The argument that things are inherently obscure itself becomes a new form of obscurantism: important events are so complex that only experts can even begin to grasp them. Too, the defensive pettifogging such a notion encourages is highly congenial to the insecure personalities who notoriously flee to the protection of the academic grove in disproportionate numbers. The cause of social reform and the exclusivity of the guild are reinforced at the same time: What “progressive” academic could possibly resist?

The only victim is public understanding. By refusing to diagnose the causes of major phenomena, social scientists behave in the manner of a coroner who, confronted with a corpse shot through the chest, writes “Cause of Death: Unknown,” because he cannot be entirely sure whether death resulted from cardiac arrest, respiratory failure, or massive internal hemorrhaging. Mark Twain’s observation that “scholars have spread much darkness” so that “soon we shall know nothing at all” is singularly descriptive of the state of social science in the late 20th century. Excessive specialization artificially ranks the small over the large, the parts over the whole, and the obscure over the intelligible. As a result, modern scholars are often unable to progress beyond the conceptions of the great founders of modern history—Gibbon, Guizot, Ranke—in light of the knowledge that has accumulated since. Like modern American literature, with its addiction to the cult of the Significant Detail, modern history has long since lost sight of the wood for the trees.

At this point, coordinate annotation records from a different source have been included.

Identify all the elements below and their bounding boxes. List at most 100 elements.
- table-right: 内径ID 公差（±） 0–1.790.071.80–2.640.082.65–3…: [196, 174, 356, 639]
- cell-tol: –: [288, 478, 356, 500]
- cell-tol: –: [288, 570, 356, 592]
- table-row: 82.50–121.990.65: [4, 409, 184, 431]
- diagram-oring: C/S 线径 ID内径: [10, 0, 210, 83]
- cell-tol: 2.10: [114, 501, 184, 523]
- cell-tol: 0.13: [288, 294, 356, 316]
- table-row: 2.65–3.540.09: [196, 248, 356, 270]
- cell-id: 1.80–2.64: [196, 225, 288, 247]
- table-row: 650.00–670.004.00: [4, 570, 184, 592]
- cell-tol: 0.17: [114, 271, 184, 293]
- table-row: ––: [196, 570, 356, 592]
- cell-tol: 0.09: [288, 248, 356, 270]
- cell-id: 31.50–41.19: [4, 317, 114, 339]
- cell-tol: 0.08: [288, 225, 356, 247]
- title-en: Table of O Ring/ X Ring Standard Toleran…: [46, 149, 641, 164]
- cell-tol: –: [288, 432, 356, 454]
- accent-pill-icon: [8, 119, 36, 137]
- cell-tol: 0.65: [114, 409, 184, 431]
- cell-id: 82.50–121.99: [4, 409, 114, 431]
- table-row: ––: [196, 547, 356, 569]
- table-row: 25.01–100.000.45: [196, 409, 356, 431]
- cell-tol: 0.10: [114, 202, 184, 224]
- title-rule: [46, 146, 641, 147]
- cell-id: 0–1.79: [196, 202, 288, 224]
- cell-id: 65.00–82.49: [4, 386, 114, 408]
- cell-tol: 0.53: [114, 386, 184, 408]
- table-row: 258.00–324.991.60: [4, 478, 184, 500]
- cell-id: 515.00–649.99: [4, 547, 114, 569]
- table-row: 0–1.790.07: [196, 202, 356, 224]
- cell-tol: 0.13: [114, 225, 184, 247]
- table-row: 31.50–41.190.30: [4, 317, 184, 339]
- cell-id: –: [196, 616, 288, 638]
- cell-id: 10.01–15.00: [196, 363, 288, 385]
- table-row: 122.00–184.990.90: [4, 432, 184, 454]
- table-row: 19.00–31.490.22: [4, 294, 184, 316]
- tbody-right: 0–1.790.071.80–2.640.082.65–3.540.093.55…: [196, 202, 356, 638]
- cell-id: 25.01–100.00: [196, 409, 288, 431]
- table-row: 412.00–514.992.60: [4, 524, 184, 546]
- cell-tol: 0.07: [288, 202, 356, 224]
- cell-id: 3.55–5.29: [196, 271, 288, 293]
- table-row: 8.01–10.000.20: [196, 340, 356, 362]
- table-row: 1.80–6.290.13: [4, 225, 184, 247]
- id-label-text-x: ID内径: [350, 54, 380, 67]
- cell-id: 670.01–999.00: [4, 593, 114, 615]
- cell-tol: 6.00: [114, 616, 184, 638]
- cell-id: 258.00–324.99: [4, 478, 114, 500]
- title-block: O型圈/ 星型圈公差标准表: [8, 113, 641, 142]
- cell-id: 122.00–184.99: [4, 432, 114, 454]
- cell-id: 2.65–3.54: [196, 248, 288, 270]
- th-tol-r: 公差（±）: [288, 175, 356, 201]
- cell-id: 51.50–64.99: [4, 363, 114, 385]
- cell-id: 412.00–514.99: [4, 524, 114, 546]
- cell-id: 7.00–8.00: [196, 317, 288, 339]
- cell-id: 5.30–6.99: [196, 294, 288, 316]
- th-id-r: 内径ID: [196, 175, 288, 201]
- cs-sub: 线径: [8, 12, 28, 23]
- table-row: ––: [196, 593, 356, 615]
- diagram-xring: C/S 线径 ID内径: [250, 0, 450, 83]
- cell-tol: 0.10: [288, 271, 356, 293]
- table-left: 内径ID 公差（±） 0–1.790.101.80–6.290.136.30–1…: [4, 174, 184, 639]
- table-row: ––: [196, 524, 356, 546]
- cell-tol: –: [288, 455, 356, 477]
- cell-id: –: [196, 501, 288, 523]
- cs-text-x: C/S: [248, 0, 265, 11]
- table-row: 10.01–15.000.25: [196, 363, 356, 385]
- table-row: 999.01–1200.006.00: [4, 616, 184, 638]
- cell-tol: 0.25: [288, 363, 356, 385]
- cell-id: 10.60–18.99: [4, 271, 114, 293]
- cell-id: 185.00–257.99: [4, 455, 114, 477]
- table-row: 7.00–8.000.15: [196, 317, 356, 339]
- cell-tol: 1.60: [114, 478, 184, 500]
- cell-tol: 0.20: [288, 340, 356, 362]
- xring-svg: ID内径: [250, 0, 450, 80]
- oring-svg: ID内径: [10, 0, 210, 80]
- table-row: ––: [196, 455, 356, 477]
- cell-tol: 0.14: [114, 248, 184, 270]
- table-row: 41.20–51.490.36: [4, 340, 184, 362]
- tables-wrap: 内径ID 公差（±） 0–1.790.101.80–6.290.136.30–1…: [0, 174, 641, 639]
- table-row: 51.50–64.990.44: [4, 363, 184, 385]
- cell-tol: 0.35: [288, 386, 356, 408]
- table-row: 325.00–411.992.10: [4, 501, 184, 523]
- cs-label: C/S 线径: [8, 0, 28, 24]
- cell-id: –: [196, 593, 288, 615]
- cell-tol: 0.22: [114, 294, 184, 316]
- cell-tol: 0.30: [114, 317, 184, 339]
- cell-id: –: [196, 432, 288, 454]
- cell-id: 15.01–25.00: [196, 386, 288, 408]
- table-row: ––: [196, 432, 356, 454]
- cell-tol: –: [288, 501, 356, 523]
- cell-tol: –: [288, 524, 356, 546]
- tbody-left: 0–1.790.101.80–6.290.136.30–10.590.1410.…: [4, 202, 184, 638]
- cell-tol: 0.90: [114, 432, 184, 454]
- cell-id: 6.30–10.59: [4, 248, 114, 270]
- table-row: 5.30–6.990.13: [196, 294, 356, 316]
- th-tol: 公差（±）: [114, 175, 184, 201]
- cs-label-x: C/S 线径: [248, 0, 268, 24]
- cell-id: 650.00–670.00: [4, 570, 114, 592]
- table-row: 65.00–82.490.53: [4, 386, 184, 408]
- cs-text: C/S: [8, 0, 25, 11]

In the newly darkened universe of thought, scholars stumble about over the dim shapes of questions whose answers might once have been considered obvious: the destruction of classical civilization by the unchecked growth of the Roman state; the elimination of famine in 18th-century Europe by the lifting of feudal barriers to free commerce in grain; the apotheosis of omnisexuality and the disintegration of the family. Cause and effect are severed, and the only tie still binding American academics is a limitless appetite for government funding. Those, like Allan Bloom, who expect modern civilization to be redeemed from such a corrupt source are in for an indefinite wait.